The hefty Smith, who at 6-foot-5 retains a commanding presence, readily acknowledges he is spending political capital earned from 12 years in the Senate to push, pull and cajole government agencies in charge of restoration projects to stay the course laid out by the 2000 CERP bill, whose estimated cost has since jumped to $8.4 billion.
“I’m basically using my influence to write letters and make phone calls,” Smith said. “I helped write the bill and I sponsored it, so I think I know what the spirit and intent [of CERP] is supposed to be.”
Among those who hear regularly from Smith now are Col. Robert Carpenter, commander of the Army Corps’ Jacksonville district office, which has primary responsibility for financing and building restoration projects. Among other things, Smith has pushed for the corps to allow more outside participation in the planning of CERP projects.
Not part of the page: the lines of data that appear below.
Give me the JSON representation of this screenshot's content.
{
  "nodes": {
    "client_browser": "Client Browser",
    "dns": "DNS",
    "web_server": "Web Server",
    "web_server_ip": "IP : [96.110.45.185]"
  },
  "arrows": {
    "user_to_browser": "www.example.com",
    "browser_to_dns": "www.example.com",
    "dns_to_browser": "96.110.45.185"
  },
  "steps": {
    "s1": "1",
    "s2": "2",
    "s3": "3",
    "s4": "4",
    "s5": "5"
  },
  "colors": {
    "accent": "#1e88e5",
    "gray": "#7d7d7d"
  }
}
He wants to get the work of his own scientists, Van Lent and Grizzle, before the corps, but has been rebuffed on a number of occassions.
“It’s not an easy situation,” Smith said. “Our goal is not simply to criticize the corps, but to reach out to them in a respectful way,” Smith said. “We understand what our role is here. We don’t make the final decisions. But that doesn’t mean we can’t speak up and present valid science to help steer [the agencies] in the right direction. We want to challenge them professionally.”
Smith also cited concerns about Florida’s priorities for the Everglades. While he said CERP’s foremost purpose is environmental restoration, the state’s leaders, including Gov. Jeb Bush (R), have in some instances lost sight of restoration goals in favor of flood control and water supply priorities, which the plan also promotes as a secondary benefit.
State leaders have also grown frustrated with the federal government’s slow pace toward implementing CERP projects, prompting Bush to launch his own Everglades program, called “Acceler8,” which fast-tracks eight key CERP initiatives that the state believes need immediate attention.
Seasoned Everglades advocates, like Graham, have noted the growing tension between the projects’ state and federal overseers. In a recent column for the Palm Beach Post, Graham likened the federal-state rift to feuding spouses, and he recommended improved communication and a renewal of vows to CERP’s broader goals.
Of Smith, Graham said: “He would be a good pastor to preside over” a retaking of “marriage vows” between state and federal agencies.
Smith chuckled at the notion of his taking a greater role, particularly for the Bush administration, in seeing the Everglades restoration through. He stressed he is content working at a slightly greater distance. In addition to its own scientific work and the funding of small-scale restoration projects, the Everglades Foundation helps coordinate the efforts of more than 15 high-profile groups — such as Audubon of Florida, the Florida Wildlife Federation and 1,000 Friends of Florida — who together wield considerable political influence.
Most important, Smith said he will continue to advocate strongly for the restoration plan that Congress passed six years ago under his tutelage. By the same token, he said he will resist efforts by the state or other stakeholder groups to place their own priorities ahead of CERP. “You’ve got to demonstrate that you’re doing all of this work for the right reason, which is restoring the natural system,” he said. “You won’t convince Congress to send $12 billion to Florida to provide water for the city of Miami. That’s Florida’s job.
“They want the money to be used for the Everglades, because that’s the national treasure,” he added. “That’s how I was able to sell the program in Congress, and that’s the message I’ll continue to deliver down here.”